国連安保理の会合始まる ゼレンスキー大統領演説へ

ウクライナの首都近郊の町で多くの市民の遺体が見つかり、ロシアに対する国際的な非難が高まる中、国連の安全保障理事会の会合が先ほど日本時間の午後11時すぎから始まりました。
会合では、ウクライナのゼレンスキー大統領がオンラインで演説を行い、国際社会に現地の惨状を訴えるものとみられます。

ウクライナの首都キーウ、ロシア語でキエフの北西の町ブチャでは、ロシア軍が撤退したあと、多くの市民の遺体が路上などで見つかり、各国からロシアの責任を問う声が強まっています。

こうした中、国連安保理では5日午前、日本時間の先ほど5日午後11時からウクライナの人道状況について話し合う会合が始まりました。

会合ではウクライナのゼレンスキー大統領がオンラインで演説を行う予定です。

ロシアによる軍事侵攻以降、ゼレンスキー大統領が国連で演説するのは初めてで、大統領はみずから訪れたブチャの状況についても国際社会に惨状を訴えるものとみられます。

これに対し、ロシア側はブチャでの市民の犠牲への関与を否定していて、会合でも各国からの非難に強く反発するものとみられます。

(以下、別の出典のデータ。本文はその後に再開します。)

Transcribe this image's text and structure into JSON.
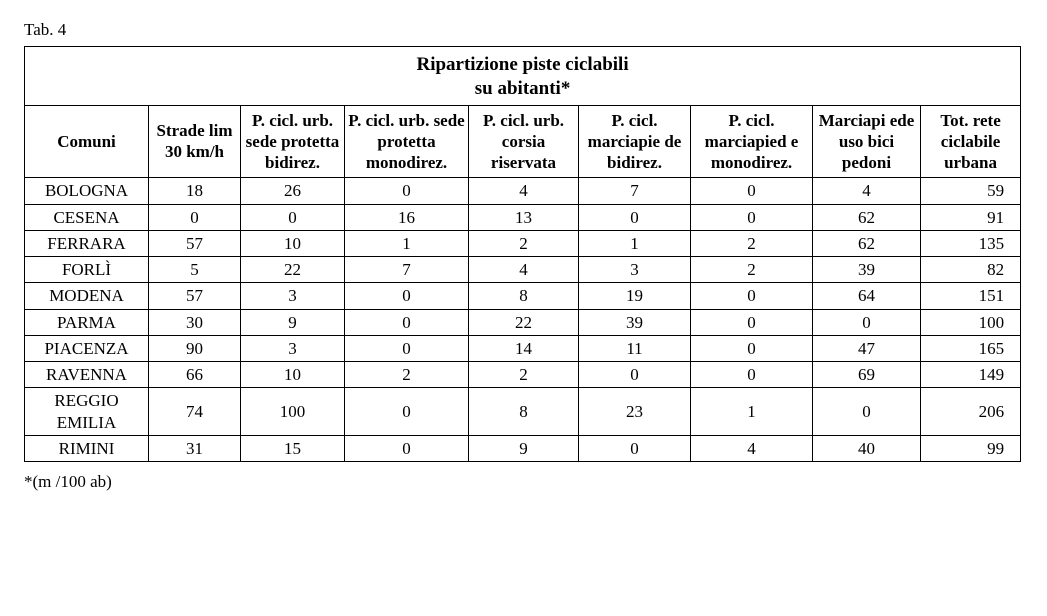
{
  "caption": "Tab. 4",
  "title_line1": "Ripartizione piste ciclabili",
  "title_line2": "su abitanti*",
  "footnote": "*(m /100 ab)",
  "columns": [
    "Comuni",
    "Strade lim 30 km/h",
    "P. cicl. urb. sede protetta bidirez.",
    "P. cicl. urb. sede protetta monodirez.",
    "P. cicl. urb. corsia riservata",
    "P. cicl. marciapie de bidirez.",
    "P. cicl. marciapied e monodirez.",
    "Marciapi ede uso bici pedoni",
    "Tot. rete ciclabile urbana"
  ],
  "rows": [
    {
      "comune": "BOLOGNA",
      "v": [
        18,
        26,
        0,
        4,
        7,
        0,
        4,
        59
      ]
    },
    {
      "comune": "CESENA",
      "v": [
        0,
        0,
        16,
        13,
        0,
        0,
        62,
        91
      ]
    },
    {
      "comune": "FERRARA",
      "v": [
        57,
        10,
        1,
        2,
        1,
        2,
        62,
        135
      ]
    },
    {
      "comune": "FORLÌ",
      "v": [
        5,
        22,
        7,
        4,
        3,
        2,
        39,
        82
      ]
    },
    {
      "comune": "MODENA",
      "v": [
        57,
        3,
        0,
        8,
        19,
        0,
        64,
        151
      ]
    },
    {
      "comune": "PARMA",
      "v": [
        30,
        9,
        0,
        22,
        39,
        0,
        0,
        100
      ]
    },
    {
      "comune": "PIACENZA",
      "v": [
        90,
        3,
        0,
        14,
        11,
        0,
        47,
        165
      ]
    },
    {
      "comune": "RAVENNA",
      "v": [
        66,
        10,
        2,
        2,
        0,
        0,
        69,
        149
      ]
    },
    {
      "comune": "REGGIO EMILIA",
      "v": [
        74,
        100,
        0,
        8,
        23,
        1,
        0,
        206
      ]
    },
    {
      "comune": "RIMINI",
      "v": [
        31,
        15,
        0,
        9,
        0,
        4,
        40,
        99
      ]
    }
  ],
  "style": {
    "font_family": "Times New Roman",
    "title_fontsize_pt": 14,
    "header_fontsize_pt": 13,
    "body_fontsize_pt": 13,
    "border_color": "#000000",
    "background_color": "#ffffff",
    "text_color": "#000000",
    "last_col_align": "right",
    "other_cols_align": "center"
  }
}
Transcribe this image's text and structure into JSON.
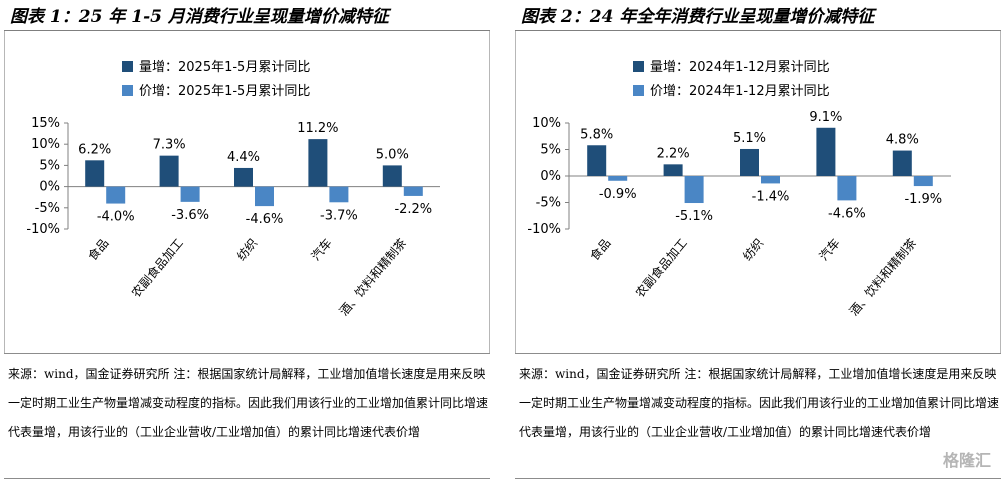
{
  "panels": [
    {
      "title": "图表 1：25 年 1-5 月消费行业呈现量增价减特征",
      "source": "来源：wind，国金证券研究所 注：根据国家统计局解释，工业增加值增长速度是用来反映一定时期工业生产物量增减变动程度的指标。因此我们用该行业的工业增加值累计同比增速代表量增，用该行业的（工业企业营收/工业增加值）的累计同比增速代表价增"
    },
    {
      "title": "图表 2：24 年全年消费行业呈现量增价减特征",
      "source": "来源：wind，国金证券研究所 注：根据国家统计局解释，工业增加值增长速度是用来反映一定时期工业生产物量增减变动程度的指标。因此我们用该行业的工业增加值累计同比增速代表量增，用该行业的（工业企业营收/工业增加值）的累计同比增速代表价增"
    }
  ],
  "watermark": "格隆汇",
  "chart_data": [
    {
      "type": "bar",
      "categories": [
        "食品",
        "农副食品加工",
        "纺织",
        "汽车",
        "酒、饮料和精制茶"
      ],
      "series": [
        {
          "name": "量增：2025年1-5月累计同比",
          "color": "#1f4e79",
          "values": [
            6.2,
            7.3,
            4.4,
            11.2,
            5.0
          ],
          "labels": [
            "6.2%",
            "7.3%",
            "4.4%",
            "11.2%",
            "5.0%"
          ]
        },
        {
          "name": "价增：2025年1-5月累计同比",
          "color": "#4a86c5",
          "values": [
            -4.0,
            -3.6,
            -4.6,
            -3.7,
            -2.2
          ],
          "labels": [
            "-4.0%",
            "-3.6%",
            "-4.6%",
            "-3.7%",
            "-2.2%"
          ]
        }
      ],
      "ylim": [
        -10,
        15
      ],
      "yticks": [
        15,
        10,
        5,
        0,
        -5,
        -10
      ],
      "ytick_labels": [
        "15%",
        "10%",
        "5%",
        "0%",
        "-5%",
        "-10%"
      ],
      "legend": "top-center",
      "grid": false
    },
    {
      "type": "bar",
      "categories": [
        "食品",
        "农副食品加工",
        "纺织",
        "汽车",
        "酒、饮料和精制茶"
      ],
      "series": [
        {
          "name": "量增：2024年1-12月累计同比",
          "color": "#1f4e79",
          "values": [
            5.8,
            2.2,
            5.1,
            9.1,
            4.8
          ],
          "labels": [
            "5.8%",
            "2.2%",
            "5.1%",
            "9.1%",
            "4.8%"
          ]
        },
        {
          "name": "价增：2024年1-12月累计同比",
          "color": "#4a86c5",
          "values": [
            -0.9,
            -5.1,
            -1.4,
            -4.6,
            -1.9
          ],
          "labels": [
            "-0.9%",
            "-5.1%",
            "-1.4%",
            "-4.6%",
            "-1.9%"
          ]
        }
      ],
      "ylim": [
        -10,
        10
      ],
      "yticks": [
        10,
        5,
        0,
        -5,
        -10
      ],
      "ytick_labels": [
        "10%",
        "5%",
        "0%",
        "-5%",
        "-10%"
      ],
      "legend": "top-center",
      "grid": false
    }
  ]
}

また、会合には、国連のグテーレス事務総長も出席し、ロシアとウクライナの停戦交渉に進展が見通せない中、人道危機に歯止めをかけるため、人道的な停戦の実現を呼びかける見通しです。

国連事務総長「世界平和への最大の挑戦」停戦呼びかけ

会合の冒頭、国連のグテーレス事務総長は、「ウクライナでの戦争は、国連憲章に基づく国際秩序と世界平和に対するこれまでで最も大きな挑戦の一つだ」と述べ、強い危機感を示しました。

また、首都キーウの北西のブチャで多数の市民の遺体が見つかったことについて「ブチャで殺害された市民の恐ろしい映像を決して忘れることができない」と述べ、説明責任を明確にするための独立した調査の必要性を改めて強調しました。

そのうえで「ウクライナでの戦争はいま止めなければならない。平和のための真剣な交渉が必要だ」と述べて、市民の犠牲に歯止めをかけるための人道的な停戦を呼びかけました。

さらに「国連安全保障理事会は連帯して平和を維持する責任を負っている。戦争を終わらせ、ウクライナで苦しんでいる人々や弱い立場の人々などへの戦争の影響を和らげるためすべての権限を行使するよう求める」とも述べ、常任理事国のロシアを含め安保理のメンバー国に対して、平和の実現に向けて取り組むよう促しました。